Zrezygnowany przymknąłem oczy, jeszcze bardziej wtulając policzek. Zawsze po napełnieniu żołądka robiłem się śpiący. Przez to w pierwszej chwili nie zareagowałem na pukanie do drzwi i wejście mamy. Dopiero gdy usiadła na moim łóżku i przeczesała palcami rudawe włosy, niechętnie odwróciłem się w jej stronę, otwierając oczy.

- Yoongi...

- Mamo, proszę. - Jęknąłem błagalnie, podnosząc się do siadu. - Wezmę telefon i będę cię o wszystkim informować na bieżąco. Proszę.

Rodzicielka westchnęła głęboko, odwracając głowę. Spojrzała na niebo pozbawione chmur, uśmiechając się delikatnie.

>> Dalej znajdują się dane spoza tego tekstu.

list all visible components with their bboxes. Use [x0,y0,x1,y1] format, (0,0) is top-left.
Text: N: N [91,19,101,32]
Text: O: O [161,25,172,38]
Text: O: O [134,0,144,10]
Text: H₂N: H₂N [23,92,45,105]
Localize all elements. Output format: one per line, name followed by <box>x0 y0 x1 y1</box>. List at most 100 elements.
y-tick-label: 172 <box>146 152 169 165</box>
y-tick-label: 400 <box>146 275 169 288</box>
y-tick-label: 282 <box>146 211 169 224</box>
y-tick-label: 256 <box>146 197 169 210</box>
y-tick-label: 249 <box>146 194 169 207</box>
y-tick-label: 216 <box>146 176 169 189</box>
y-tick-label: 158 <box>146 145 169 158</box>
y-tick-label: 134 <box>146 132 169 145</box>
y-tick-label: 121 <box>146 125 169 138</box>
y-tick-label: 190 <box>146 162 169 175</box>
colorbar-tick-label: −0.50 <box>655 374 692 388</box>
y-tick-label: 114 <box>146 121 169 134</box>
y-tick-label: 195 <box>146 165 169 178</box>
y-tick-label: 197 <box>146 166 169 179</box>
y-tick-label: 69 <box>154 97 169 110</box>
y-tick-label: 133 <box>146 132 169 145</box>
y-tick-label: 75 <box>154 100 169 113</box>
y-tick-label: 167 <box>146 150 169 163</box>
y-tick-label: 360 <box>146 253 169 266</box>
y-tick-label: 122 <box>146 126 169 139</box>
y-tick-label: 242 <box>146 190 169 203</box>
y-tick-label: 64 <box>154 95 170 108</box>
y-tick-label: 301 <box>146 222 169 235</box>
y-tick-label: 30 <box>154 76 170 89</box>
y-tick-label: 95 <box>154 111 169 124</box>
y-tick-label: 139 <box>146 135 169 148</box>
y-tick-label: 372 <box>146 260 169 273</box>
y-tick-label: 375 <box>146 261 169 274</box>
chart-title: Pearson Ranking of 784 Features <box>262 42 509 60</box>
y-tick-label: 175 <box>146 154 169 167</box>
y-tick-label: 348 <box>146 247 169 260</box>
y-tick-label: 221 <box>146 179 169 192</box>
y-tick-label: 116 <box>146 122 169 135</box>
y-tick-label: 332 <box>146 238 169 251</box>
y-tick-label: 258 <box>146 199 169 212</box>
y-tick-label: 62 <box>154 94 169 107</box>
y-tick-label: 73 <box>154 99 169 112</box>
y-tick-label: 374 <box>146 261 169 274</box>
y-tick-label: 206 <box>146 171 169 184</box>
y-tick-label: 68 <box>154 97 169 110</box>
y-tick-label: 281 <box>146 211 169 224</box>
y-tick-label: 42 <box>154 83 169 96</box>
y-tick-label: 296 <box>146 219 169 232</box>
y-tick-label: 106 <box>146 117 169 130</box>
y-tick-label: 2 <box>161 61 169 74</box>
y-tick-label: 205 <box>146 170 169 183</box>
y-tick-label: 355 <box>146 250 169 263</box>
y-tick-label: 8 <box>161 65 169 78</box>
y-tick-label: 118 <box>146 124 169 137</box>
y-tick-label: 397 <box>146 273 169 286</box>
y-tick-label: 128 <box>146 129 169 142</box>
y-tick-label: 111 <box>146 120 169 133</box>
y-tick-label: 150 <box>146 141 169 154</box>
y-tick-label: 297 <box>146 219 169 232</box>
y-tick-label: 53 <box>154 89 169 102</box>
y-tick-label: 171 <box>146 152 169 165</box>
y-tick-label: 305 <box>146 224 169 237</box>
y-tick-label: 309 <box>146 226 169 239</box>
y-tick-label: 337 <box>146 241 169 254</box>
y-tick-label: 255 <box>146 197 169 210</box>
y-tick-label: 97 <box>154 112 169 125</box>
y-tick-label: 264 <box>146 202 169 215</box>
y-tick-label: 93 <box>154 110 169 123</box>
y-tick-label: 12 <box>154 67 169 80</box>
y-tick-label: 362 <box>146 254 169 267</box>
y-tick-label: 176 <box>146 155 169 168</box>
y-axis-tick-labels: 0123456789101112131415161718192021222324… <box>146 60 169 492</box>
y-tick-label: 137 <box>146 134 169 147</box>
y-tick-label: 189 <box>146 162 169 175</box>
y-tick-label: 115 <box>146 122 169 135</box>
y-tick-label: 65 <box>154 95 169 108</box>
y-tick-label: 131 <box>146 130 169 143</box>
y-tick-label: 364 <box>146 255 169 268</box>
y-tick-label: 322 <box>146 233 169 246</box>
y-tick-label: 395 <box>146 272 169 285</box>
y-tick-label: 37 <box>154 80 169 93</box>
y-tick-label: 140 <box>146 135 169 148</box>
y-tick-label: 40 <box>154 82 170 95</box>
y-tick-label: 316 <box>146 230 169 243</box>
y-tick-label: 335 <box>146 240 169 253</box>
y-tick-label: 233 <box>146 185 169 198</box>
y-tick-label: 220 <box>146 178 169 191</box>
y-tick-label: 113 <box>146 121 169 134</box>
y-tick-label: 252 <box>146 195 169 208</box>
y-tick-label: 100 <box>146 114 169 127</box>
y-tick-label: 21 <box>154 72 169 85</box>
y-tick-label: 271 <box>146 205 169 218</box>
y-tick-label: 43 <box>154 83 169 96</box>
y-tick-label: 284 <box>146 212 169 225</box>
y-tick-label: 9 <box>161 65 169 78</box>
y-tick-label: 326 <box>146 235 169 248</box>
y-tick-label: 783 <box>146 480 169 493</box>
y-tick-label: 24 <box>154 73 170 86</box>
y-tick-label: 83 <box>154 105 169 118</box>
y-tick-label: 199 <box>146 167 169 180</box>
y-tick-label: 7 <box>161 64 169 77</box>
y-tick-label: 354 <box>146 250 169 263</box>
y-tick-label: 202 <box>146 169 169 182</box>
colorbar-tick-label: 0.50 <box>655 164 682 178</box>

- Pół godziny i wracasz do domu, dobrze?

- Dziękuję! - Uniosłem wysoko kąciki ust, rzucając się na szyję swojej mamy. Ucałowałem jej rumiane policzki i doskoczyłem do szafy, aby założyć coś bardziej wyjściowego.

W tym czasie starsza kobieta opuściła pomieszczenie, zostawiając mnie samego. Przebrałem się w czarną koszulkę oraz spodnie pod kolor, jednak skarpetki założyłem kolorowe z Han Solo w wersji komiksowej na wysokości kostki. Cały rozpromieniony pobiegłem do przedpokoju i pożegnałem się z kobietami, kiedy kończyłem zawiązywanie granatowych trampek.

- Na pewno masz telefon? - Noona zawołała z salonu, ściszając na chwilę telewizor.

- Tak, mam. Do usłyszenia!

W ciągu chwili już mnie nie było w domu. Uradowany skierowałem się do parku, nie myśląc o jakiś negatywnych głupotach. Rozkoszowałem się ciepłymi promieniami słońca, śpiewem ptaków oraz krzykami zadowolonych dzieci, które biegały po osiedlu i oblewały się wodą.

Taka drobna rzecz sprawiła, że poczułem się chwilowo wolny.

Po kilku minutach byłem już w niewielkim, okolicznym parku. O tej godzinie kręcili się równie nastolatkowie, którzy wracali ze szkoły, bądź dzieci bawiące się na polanie w towarzystwie rodziców.

Wszystko wydawało się jeszcze bardziej zachwycające, gdy miałem świadomość, że nikt mnie nie kontroluje i mogę iść gdzie chcę.

Chociaż na te pół godziny.

Przysiadłem na jednej z ławek, odchylając głowę w tył. Niebo wyglądało naprawdę pięknie, patrząc na nie spomiędzy drzew i wdychając zdrowe powietrze [teoretycznie, bo nawet w parku było zanieczyszczone, ale mniej]. Nawet nie zareagowałem na to, że ktoś dosiadł się do mnie i czułem na sobie spojrzenie. Dopiero ciche odchrząknięcie spowodowało, że otwarłen oczy, przekręcając głowę w prawo.

Moje serce zamarło, a całe ciało przeszedł dziwny dreszcz.

- Jimin?

a/n no ja nie wiem, co za przypadek.